So what is a "crunchy conservative?" Dreher defines them this way:
All I can tell you is that the crunchy-granola lefties are often right about little things that make life richer. Take food, for example. After we married, Julie and I had to teach ourselves how to cook. We quickly discovered how much better food tastes if it hasn't been processed. We'd go to farmers' markets in the city to buy produce, and before we knew it, we were making and canning our own apple butter. Not only did the stuff taste dramatically better than what was on offer in the supermarket, but there was a real sense of pride in knowing how to do these things for ourselves, like our grandmothers did. We realized one day that pretty much the only young to middle-aged people we knew who cared about these things were ... lefties...

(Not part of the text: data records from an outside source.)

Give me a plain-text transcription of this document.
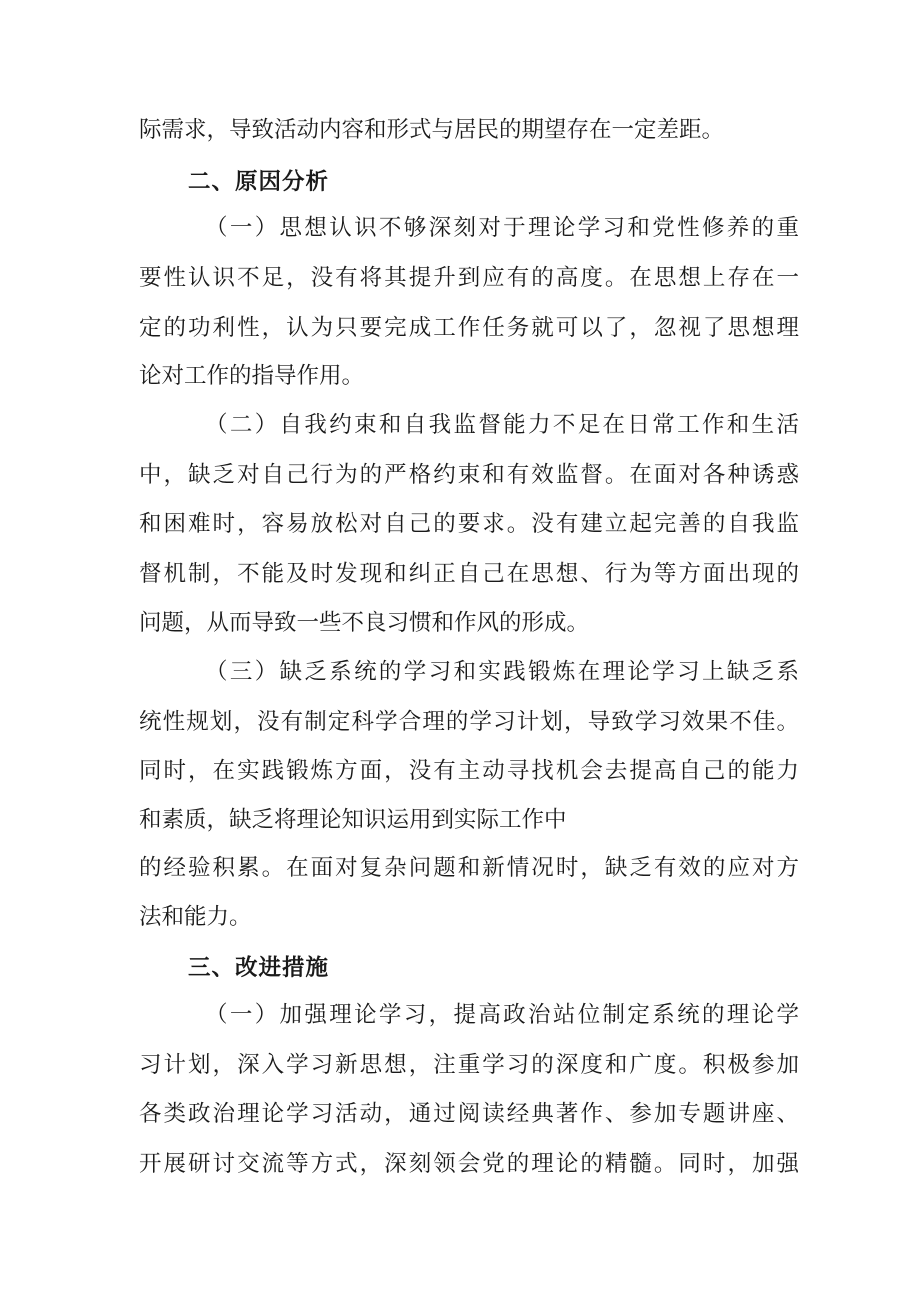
际需求，导致活动内容和形式与居民的期望存在一定差距。
二、原因分析
（一）思想认识不够深刻对于理论学习和党性修养的重
要性认识不足，没有将其提升到应有的高度。在思想上存在一
定的功利性，认为只要完成工作任务就可以了，忽视了思想理
论对工作的指导作用。
（二）自我约束和自我监督能力不足在日常工作和生活
中，缺乏对自己行为的严格约束和有效监督。在面对各种诱惑
和困难时，容易放松对自己的要求。没有建立起完善的自我监
督机制，不能及时发现和纠正自己在思想、行为等方面出现的
问题，从而导致一些不良习惯和作风的形成。
（三）缺乏系统的学习和实践锻炼在理论学习上缺乏系
统性规划，没有制定科学合理的学习计划，导致学习效果不佳。
同时，在实践锻炼方面，没有主动寻找机会去提高自己的能力
和素质，缺乏将理论知识运用到实际工作中
的经验积累。在面对复杂问题和新情况时，缺乏有效的应对方
法和能力。
三、改进措施
（一）加强理论学习，提高政治站位制定系统的理论学
习计划，深入学习新思想，注重学习的深度和广度。积极参加
各类政治理论学习活动，通过阅读经典著作、参加专题讲座、
开展研讨交流等方式，深刻领会党的理论的精髓。同时，加强
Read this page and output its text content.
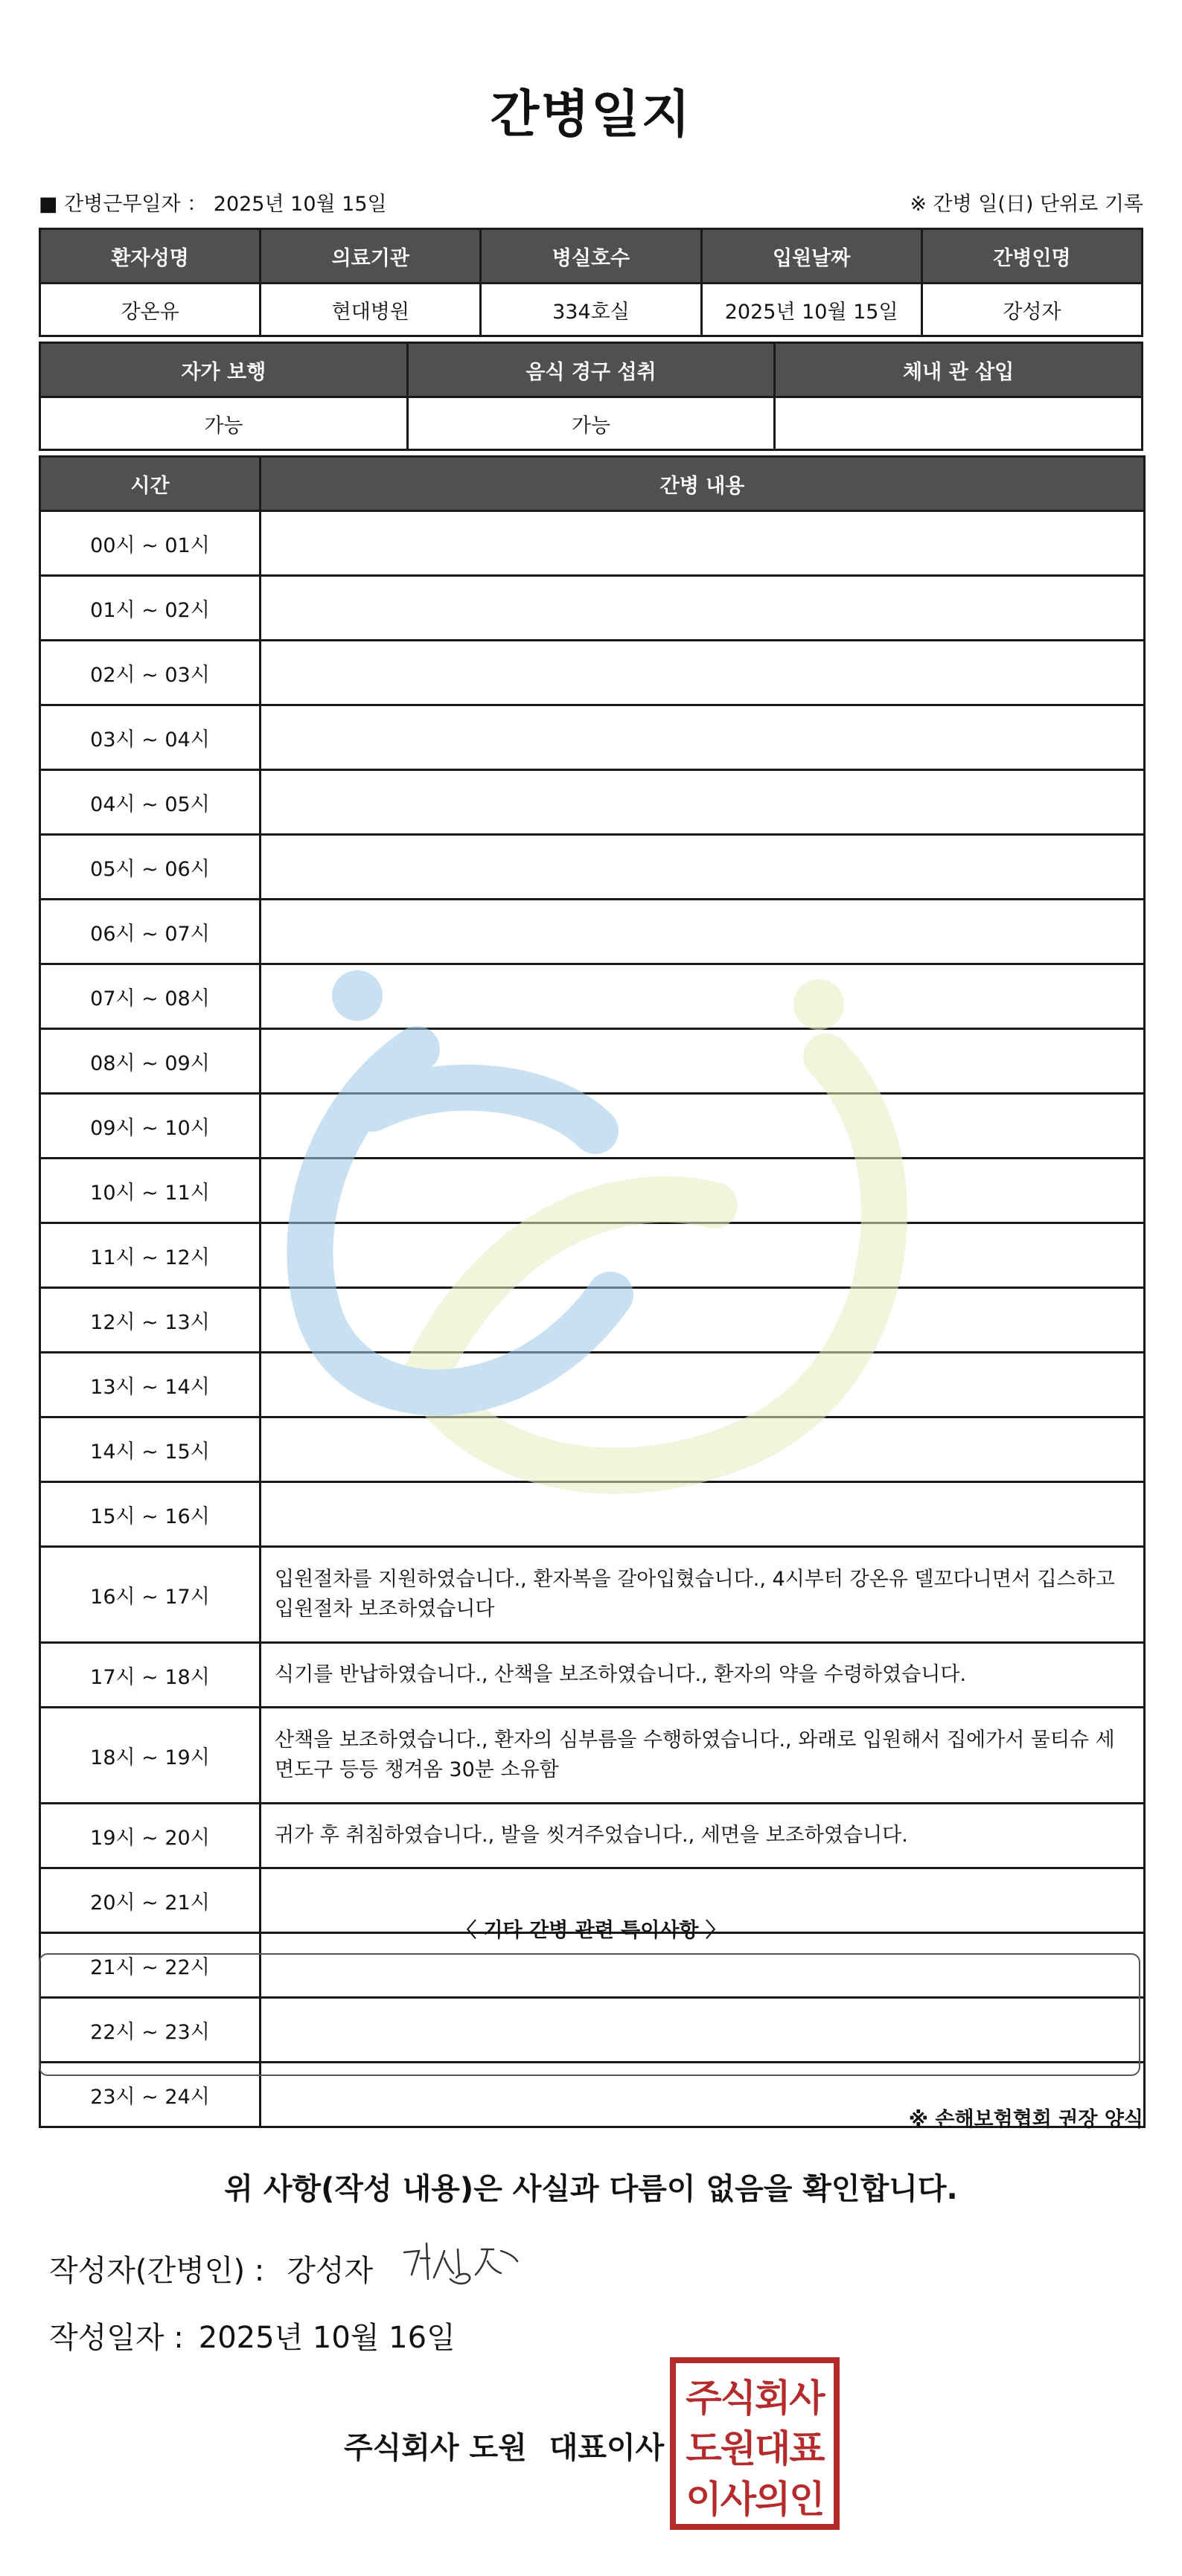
간병일지
■ 간병근무일자 ： 2025년 10월 15일	※ 간병 일(日) 단위로 기록
환자성명	의료기관	병실호수	입원날짜	간병인명
강온유	현대병원	334호실	2025년 10월 15일	강성자
자가 보행	음식 경구 섭취	체내 관 삽입
가능	가능	
시간	간병 내용
00시 ~ 01시	
01시 ~ 02시	
02시 ~ 03시	
03시 ~ 04시	
04시 ~ 05시	
05시 ~ 06시	
06시 ~ 07시	
07시 ~ 08시	
08시 ~ 09시	
09시 ~ 10시	
10시 ~ 11시	
11시 ~ 12시	
12시 ~ 13시	
13시 ~ 14시	
14시 ~ 15시	
15시 ~ 16시	
16시 ~ 17시	입원절차를 지원하였습니다., 환자복을 갈아입혔습니다., 4시부터 강온유 델꼬다니면서 깁스하고 입원절차 보조하였습니다
17시 ~ 18시	식기를 반납하였습니다., 산책을 보조하였습니다., 환자의 약을 수령하였습니다.
18시 ~ 19시	산책을 보조하였습니다., 환자의 심부름을 수행하였습니다., 와래로 입원해서 집에가서 물티슈 세면도구 등등 챙겨옴 30분 소유함
19시 ~ 20시	귀가 후 취침하였습니다., 발을 씻겨주었습니다., 세면을 보조하였습니다.
20시 ~ 21시	
21시 ~ 22시	
22시 ~ 23시	
23시 ~ 24시	
〈 기타 간병 관련 특이사항 〉
※ 손해보험협회 권장 양식
위 사항(작성 내용)은 사실과 다름이 없음을 확인합니다.
작성자(간병인) : 강성자
작성일자 : 2025년 10월 16일
주식회사 도원 대표이사
주식회사
도원대표
이사의인
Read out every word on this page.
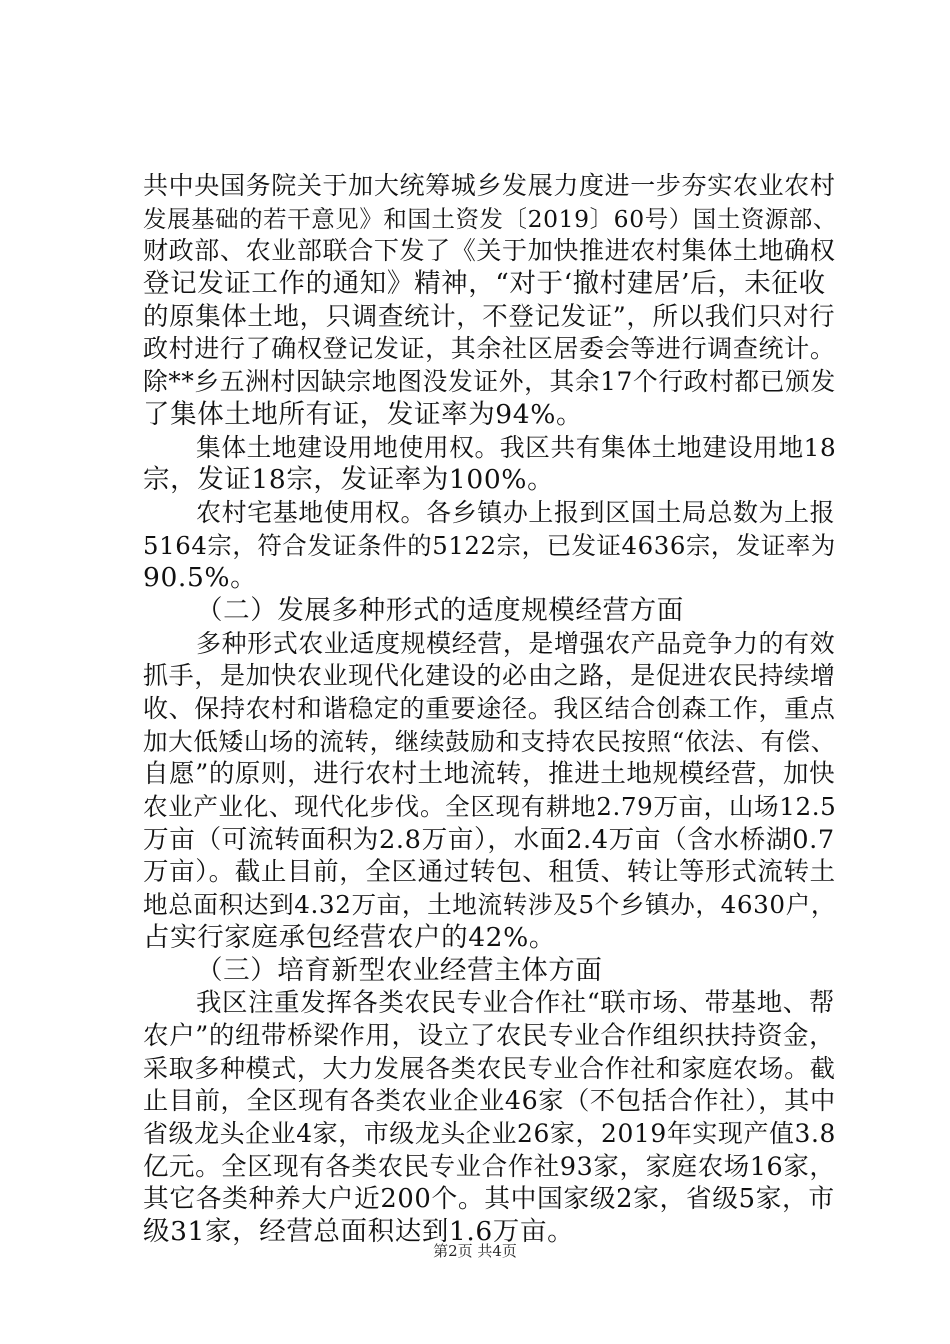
共中央国务院关于加大统筹城乡发展力度进一步夯实农业农村
发展基础的若干意见》和国土资发〔2019〕60号）国土资源部、
财政部、农业部联合下发了《关于加快推进农村集体土地确权
登记发证工作的通知》精神，“对于‘撤村建居’后，未征收
的原集体土地，只调查统计，不登记发证”，所以我们只对行
政村进行了确权登记发证，其余社区居委会等进行调查统计。
除**乡五洲村因缺宗地图没发证外，其余17个行政村都已颁发
了集体土地所有证，发证率为94%。
集体土地建设用地使用权。我区共有集体土地建设用地18
宗，发证18宗，发证率为100%。
农村宅基地使用权。各乡镇办上报到区国土局总数为上报
5164宗，符合发证条件的5122宗，已发证4636宗，发证率为
90.5%。
（二）发展多种形式的适度规模经营方面
多种形式农业适度规模经营，是增强农产品竞争力的有效
抓手，是加快农业现代化建设的必由之路，是促进农民持续增
收、保持农村和谐稳定的重要途径。我区结合创森工作，重点
加大低矮山场的流转，继续鼓励和支持农民按照“依法、有偿、
自愿”的原则，进行农村土地流转，推进土地规模经营，加快
农业产业化、现代化步伐。全区现有耕地2.79万亩，山场12.5
万亩（可流转面积为2.8万亩），水面2.4万亩（含水桥湖0.7
万亩）。截止目前，全区通过转包、租赁、转让等形式流转土
地总面积达到4.32万亩，土地流转涉及5个乡镇办，4630户，
占实行家庭承包经营农户的42%。
（三）培育新型农业经营主体方面
我区注重发挥各类农民专业合作社“联市场、带基地、帮
农户”的纽带桥梁作用，设立了农民专业合作组织扶持资金，
采取多种模式，大力发展各类农民专业合作社和家庭农场。截
止目前，全区现有各类农业企业46家（不包括合作社），其中
省级龙头企业4家，市级龙头企业26家，2019年实现产值3.8
亿元。全区现有各类农民专业合作社93家，家庭农场16家，
其它各类种养大户近200个。其中国家级2家，省级5家，市
级31家，经营总面积达到1.6万亩。
第2页 共4页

...The music we like — jazz, hard country, bluegrass, Cuban son — is something you can only hear on, umm, public radio or see on public television. When we began talking about buying a house, we realized we wanted something old and funky, in the sort of neighborhood that your average Republican would disdain. We found that though the Shiite environmentalists drive us nuts, there was also something off-putting about the way many conservatives speak with caustic derision about environmental conservation. Two weeks ago, some conservative friends were driving me down the Pacific Coast Highway, and I was overwhelmed by the beauty, as they are. "I'm afraid we have to tip our hats to the tree-huggers," said one. "If it weren't for them, much of what you see would be covered with tract houses and malls."
Here's something else I've noticed: The Granola Conservatives I know tend not to be wealthy, but labor in the creative and intellectual vineyards as writers, professors, and artists. They also tend to be religious. It's foolish to go too far in metaphysicalizing questions of taste, but a big part of it, at least for those of us who are part of older Christian traditions, comes from learning to see the world sacramentally. In the sacramental vision, which is shared by Catholics and the Orthodox, the spirit world is mediated through the material world, which is another way of saying we experience God in creation. To someone imbued with a sacramental vision, qualities inherent in things — from the food we eat to the buildings we live in — matter in profoundly spiritual ways.
When I read the orginal article a few years ago, I realized that I was a "CrunchyCon" as well. I tend to buy organic foods. I bought a 1920s style bungalow in North Minneapolis, instead of getting a bland McMansion in the burbs. I like public transportation. I bought a car that is extremely fuel efficient. I'm also a Republican that is pro defense, pro gun rights (to a point) and all that.
If you have the time, read both articles. I don't know about you, but I tend to think that the current state American conservatism is in a wasteland. The current scandals plaguing the GOP is proof positive of the point.
Conservatism can be more than what it is right now. I think the love of money and power has diluted its strength. Maybe, just maybe, this movement could revitalize it. Who knows.